Betrachtet man das Vorgehen der lokalen Radiostationen und der Senderverantwortlichen, wird schnell klar, dass hier ein klassisches Medium wieder einmal vor dem Dilemma steht, die neuen Kommunikationswege nicht verstanden zu haben und diese wahrscheinlich auch nicht zu schätzen.

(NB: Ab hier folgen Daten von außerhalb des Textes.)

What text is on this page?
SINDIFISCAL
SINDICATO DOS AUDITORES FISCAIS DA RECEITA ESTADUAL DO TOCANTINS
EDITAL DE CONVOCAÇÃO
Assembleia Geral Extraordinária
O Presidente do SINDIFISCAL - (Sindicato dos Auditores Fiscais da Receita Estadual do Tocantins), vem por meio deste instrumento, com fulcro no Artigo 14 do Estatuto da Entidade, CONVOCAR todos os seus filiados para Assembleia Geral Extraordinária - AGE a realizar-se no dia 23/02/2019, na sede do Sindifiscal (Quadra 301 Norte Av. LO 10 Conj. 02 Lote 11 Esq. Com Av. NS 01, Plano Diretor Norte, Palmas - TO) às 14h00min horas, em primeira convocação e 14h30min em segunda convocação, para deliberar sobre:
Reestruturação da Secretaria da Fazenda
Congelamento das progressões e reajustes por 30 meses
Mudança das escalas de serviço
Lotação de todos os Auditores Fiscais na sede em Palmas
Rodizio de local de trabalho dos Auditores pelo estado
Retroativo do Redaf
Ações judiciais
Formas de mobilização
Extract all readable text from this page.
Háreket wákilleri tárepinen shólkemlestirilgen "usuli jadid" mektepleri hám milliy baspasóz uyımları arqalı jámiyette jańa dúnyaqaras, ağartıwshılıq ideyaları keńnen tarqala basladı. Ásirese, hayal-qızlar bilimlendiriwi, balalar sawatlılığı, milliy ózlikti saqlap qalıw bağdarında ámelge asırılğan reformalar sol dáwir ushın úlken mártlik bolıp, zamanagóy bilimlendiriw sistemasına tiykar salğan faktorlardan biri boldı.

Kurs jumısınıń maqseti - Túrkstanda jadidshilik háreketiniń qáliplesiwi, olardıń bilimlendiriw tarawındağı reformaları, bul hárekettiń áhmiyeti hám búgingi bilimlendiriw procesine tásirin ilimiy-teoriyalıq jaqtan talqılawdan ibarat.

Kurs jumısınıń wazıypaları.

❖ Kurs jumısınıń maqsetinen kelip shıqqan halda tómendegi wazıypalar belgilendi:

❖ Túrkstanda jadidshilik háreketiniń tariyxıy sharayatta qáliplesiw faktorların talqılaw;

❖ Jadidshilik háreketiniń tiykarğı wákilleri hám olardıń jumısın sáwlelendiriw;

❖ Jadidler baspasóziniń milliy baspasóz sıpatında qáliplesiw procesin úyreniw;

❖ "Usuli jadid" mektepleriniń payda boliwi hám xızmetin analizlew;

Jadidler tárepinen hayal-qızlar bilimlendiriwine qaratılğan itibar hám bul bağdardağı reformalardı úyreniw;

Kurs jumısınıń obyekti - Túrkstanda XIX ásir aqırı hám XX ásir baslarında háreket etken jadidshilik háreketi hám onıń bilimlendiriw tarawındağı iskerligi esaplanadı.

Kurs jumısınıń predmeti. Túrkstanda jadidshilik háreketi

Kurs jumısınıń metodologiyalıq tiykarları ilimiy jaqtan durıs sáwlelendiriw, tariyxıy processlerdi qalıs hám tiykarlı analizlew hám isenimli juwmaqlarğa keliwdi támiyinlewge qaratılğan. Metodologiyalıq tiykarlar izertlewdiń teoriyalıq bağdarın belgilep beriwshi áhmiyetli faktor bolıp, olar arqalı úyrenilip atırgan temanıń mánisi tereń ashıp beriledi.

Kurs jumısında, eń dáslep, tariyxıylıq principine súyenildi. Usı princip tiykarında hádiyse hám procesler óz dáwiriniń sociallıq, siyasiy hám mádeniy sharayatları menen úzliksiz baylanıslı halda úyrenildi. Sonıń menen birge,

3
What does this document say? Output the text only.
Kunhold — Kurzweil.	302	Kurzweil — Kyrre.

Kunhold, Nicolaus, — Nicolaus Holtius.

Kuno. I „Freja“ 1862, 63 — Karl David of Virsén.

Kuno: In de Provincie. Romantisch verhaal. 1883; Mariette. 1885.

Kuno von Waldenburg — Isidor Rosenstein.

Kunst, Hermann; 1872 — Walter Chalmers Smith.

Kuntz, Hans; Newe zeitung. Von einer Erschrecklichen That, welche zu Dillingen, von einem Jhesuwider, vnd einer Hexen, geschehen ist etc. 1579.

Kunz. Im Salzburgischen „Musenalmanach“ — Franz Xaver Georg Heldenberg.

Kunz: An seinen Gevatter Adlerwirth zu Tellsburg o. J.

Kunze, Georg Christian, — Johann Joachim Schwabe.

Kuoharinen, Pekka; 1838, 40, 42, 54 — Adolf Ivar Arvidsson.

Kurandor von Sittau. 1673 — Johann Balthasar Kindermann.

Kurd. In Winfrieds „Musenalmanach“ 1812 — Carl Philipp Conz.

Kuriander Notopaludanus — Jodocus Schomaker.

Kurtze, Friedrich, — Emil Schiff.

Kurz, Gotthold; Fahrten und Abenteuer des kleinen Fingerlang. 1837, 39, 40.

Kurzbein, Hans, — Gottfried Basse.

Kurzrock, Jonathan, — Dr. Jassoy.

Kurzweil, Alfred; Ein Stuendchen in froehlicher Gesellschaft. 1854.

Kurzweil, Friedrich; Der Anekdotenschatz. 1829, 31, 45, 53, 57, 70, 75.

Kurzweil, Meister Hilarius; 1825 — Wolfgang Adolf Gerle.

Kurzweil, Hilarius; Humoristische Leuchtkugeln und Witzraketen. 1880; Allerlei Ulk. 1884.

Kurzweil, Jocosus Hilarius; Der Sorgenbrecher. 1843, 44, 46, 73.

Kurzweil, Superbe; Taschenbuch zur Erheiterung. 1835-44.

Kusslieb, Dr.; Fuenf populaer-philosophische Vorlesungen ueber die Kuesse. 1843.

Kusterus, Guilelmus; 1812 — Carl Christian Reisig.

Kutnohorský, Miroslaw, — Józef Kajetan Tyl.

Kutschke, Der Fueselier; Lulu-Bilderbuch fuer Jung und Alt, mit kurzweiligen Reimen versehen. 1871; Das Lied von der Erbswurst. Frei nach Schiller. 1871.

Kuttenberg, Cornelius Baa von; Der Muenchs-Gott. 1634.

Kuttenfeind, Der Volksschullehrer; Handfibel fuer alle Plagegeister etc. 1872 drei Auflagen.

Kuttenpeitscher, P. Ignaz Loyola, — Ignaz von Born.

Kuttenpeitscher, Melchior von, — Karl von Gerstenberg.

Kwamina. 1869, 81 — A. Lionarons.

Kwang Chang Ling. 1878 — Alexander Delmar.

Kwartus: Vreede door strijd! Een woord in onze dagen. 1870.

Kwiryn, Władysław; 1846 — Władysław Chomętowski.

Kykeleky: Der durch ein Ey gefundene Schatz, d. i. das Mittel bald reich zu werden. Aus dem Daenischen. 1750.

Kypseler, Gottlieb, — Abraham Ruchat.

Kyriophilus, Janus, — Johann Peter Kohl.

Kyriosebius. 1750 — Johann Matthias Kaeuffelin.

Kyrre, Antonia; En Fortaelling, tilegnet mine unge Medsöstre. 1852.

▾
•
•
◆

Diese Einschätzung wird noch deutlicher wenn man sieht, wie die Kommunikation und der Dialog in jener Situation versagte. Einzig eine kurze Erklärung auf der Website der Radiosender wurde auf der Facebookseite, immerhin der zentrale Ort der Abstimmung, verlinkt. In den jeweils über 120 Kommentaren schaffen es sowohl Radio Dresden als auch Radio Leipzig, ganze vier standardisierte Antworten zu posten. Auch viele weitere negative Pinnwandpostings werden der aufgebrachten Community kommentarlos überlassen.
Wie schon bei Pril, Nestle und vielen anderen aktuellen Beispielen finden sich die Radiosender hier in einer hausgemachten Situation der Krisenkommunikation wieder. Wie kommt es zu dieser Situation:
- Den Hörern/Nutzern wird ohne Vorwarnung das Recht der Mitbestimmung genommen und damit auch die engagierte Arbeit der letzten Tage quasi kommentarlos entrissen.
- Ein Hinweis auf Manipulation ohne jegliche Erklärungen bietet schnell Spielraum für Spekulationen und Meinungsbildungen --> man überlässt die Meinungs- und Beurteilungshoheit den verärgerten Nutzern.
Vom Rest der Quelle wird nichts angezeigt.